Sinuhé advirtió que Nietihw apenas si podía seguir -y mucho menos
comprender-las explicaciones matemáticas que estaba recibiendo. Y
resumiendo su descubrimiento, concluyó:
• Quiero decirte que sólo la Gran Pirámide de Keops reúne o reunía
las medidas concretas a que estoy refiriéndome. En consecuencia, y
no me preguntes cómo ni por qué, estamos prisioneros en lo más alto
de la misma.
Nietihw no tuvo tiempo de formular la siguiente y más importante
cuestión: ¿cómo escapar de aquel angustioso
encierro? Las mediciones de Sinuhé habían interrumpido las sucesivas
invocaciones de las letras sagradas y esto, a la vista de lo que
empezaba a brotar en el cabalístico relieve, podía precipitar los
acontecimientos....Ocho de las nueve manos humanas que remataban los
rayos luminosos que nacían del disco o símbolo solar habían empezado
a cobrar vida. Nietihw se percató de ello y, desconcertada, señaló
el relieve, al tiempo que lo iluminaba con sus haces multicolores. Y
la pareja, muda y paralizada por la sorpresa, observó cómo aquellos
dedos de piedra se contraían y articulaban, pujando por desprenderse
del muro. Sólo la última mano -la que presentaba en su palma la A
que completaba la palabra Dalamachia- seguía manteniendo su
primitivo y pétreo aspecto.
Y, de pronto, la primera de las manos se cerró violentamente,
aplastando en su interior la letra D. La hija de la raza azul enfocó
sus arcos iris sobre dicha garra, comprobando con espanto cómo las
afiladas falanges se teñían de negro. Al momento, con un crujido
siniestro, la garra se quebró a la altura de la muñeca, cayendo
sobre el enlosado.
• ¡Las golem!
Nietihw y Sinuhé retrocedieron hasta el centro de la pirámide,
mientras el resto de las convulsivas y serpenteantes manos iban
cerrándose, pulverizando cada una de las letras alojadas en sus
respectivas palmas. Y una tras otra, -al igual que la primera,
fueron desprendiéndose del relieve, cayendo sobre el piso y
avanzando lenta y amenazadoramente hacia los iuranchianos.

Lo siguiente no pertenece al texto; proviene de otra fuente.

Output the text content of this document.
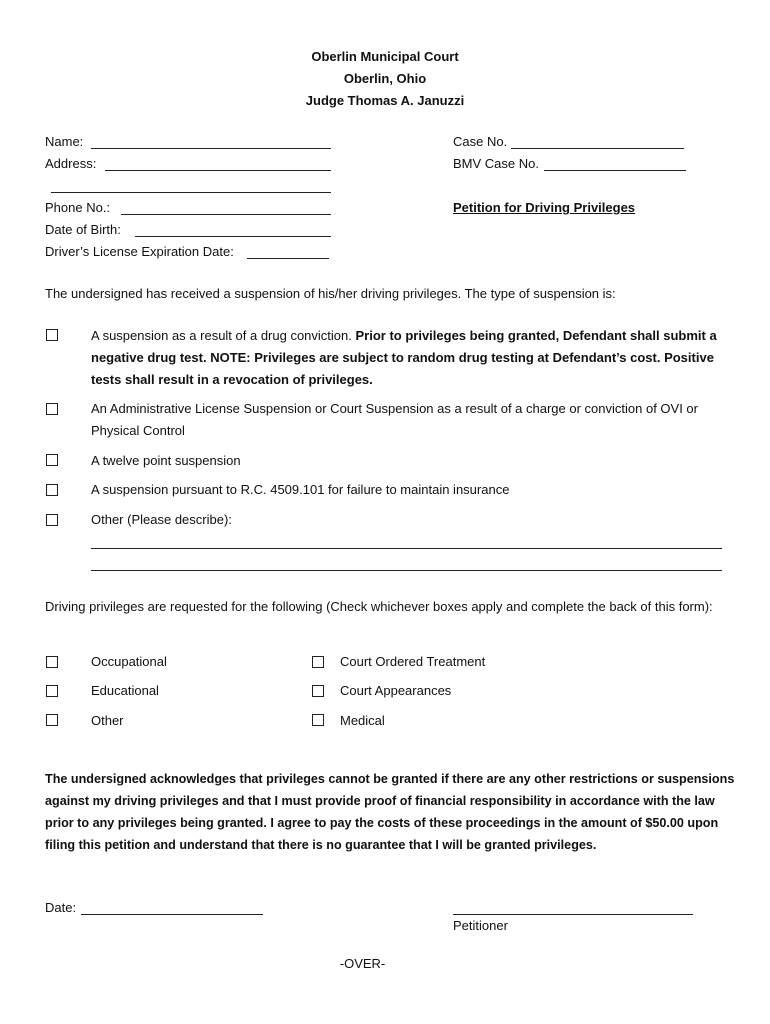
Oberlin Municipal Court
Oberlin, Ohio
Judge Thomas A. Januzzi
Name:
Address:
Phone No.:
Date of Birth:
Driver’s License Expiration Date:
Case No.
BMV Case No.
Petition for Driving Privileges
The undersigned has received a suspension of his/her driving privileges. The type of suspension is:
A suspension as a result of a drug conviction. Prior to privileges being granted, Defendant shall submit a negative drug test. NOTE: Privileges are subject to random drug testing at Defendant’s cost. Positive tests shall result in a revocation of privileges.
An Administrative License Suspension or Court Suspension as a result of a charge or conviction of OVI or Physical Control
A twelve point suspension
A suspension pursuant to R.C. 4509.101 for failure to maintain insurance
Other (Please describe):
Driving privileges are requested for the following (Check whichever boxes apply and complete the back of this form):
Occupational
Educational
Other
Court Ordered Treatment
Court Appearances
Medical
The undersigned acknowledges that privileges cannot be granted if there are any other restrictions or suspensions against my driving privileges and that I must provide proof of financial responsibility in accordance with the law prior to any privileges being granted. I agree to pay the costs of these proceedings in the amount of $50.00 upon filing this petition and understand that there is no guarantee that I will be granted privileges.
Date:
Petitioner
-OVER-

• ¡Sinuhé!, ¿qué podemos hacer?
El primer impulso del hombre fue echar mano de su flecha de hielo.
Pero, antes de utilizar a Samej, entonó la última de las letras
sagradas:
• ¡Aleph!..., el uno.
El eco del nuevo mantra rebotó enloquecido en los muros de la
cúspide de lo que Sinuhé suponía la Gran
Pirámide de Keops. Y, al momento, apareció un noveno y postrero
punto escarlata, configurando un definitivo 6
en el centro del disco del ahora mutilado altorrelieve.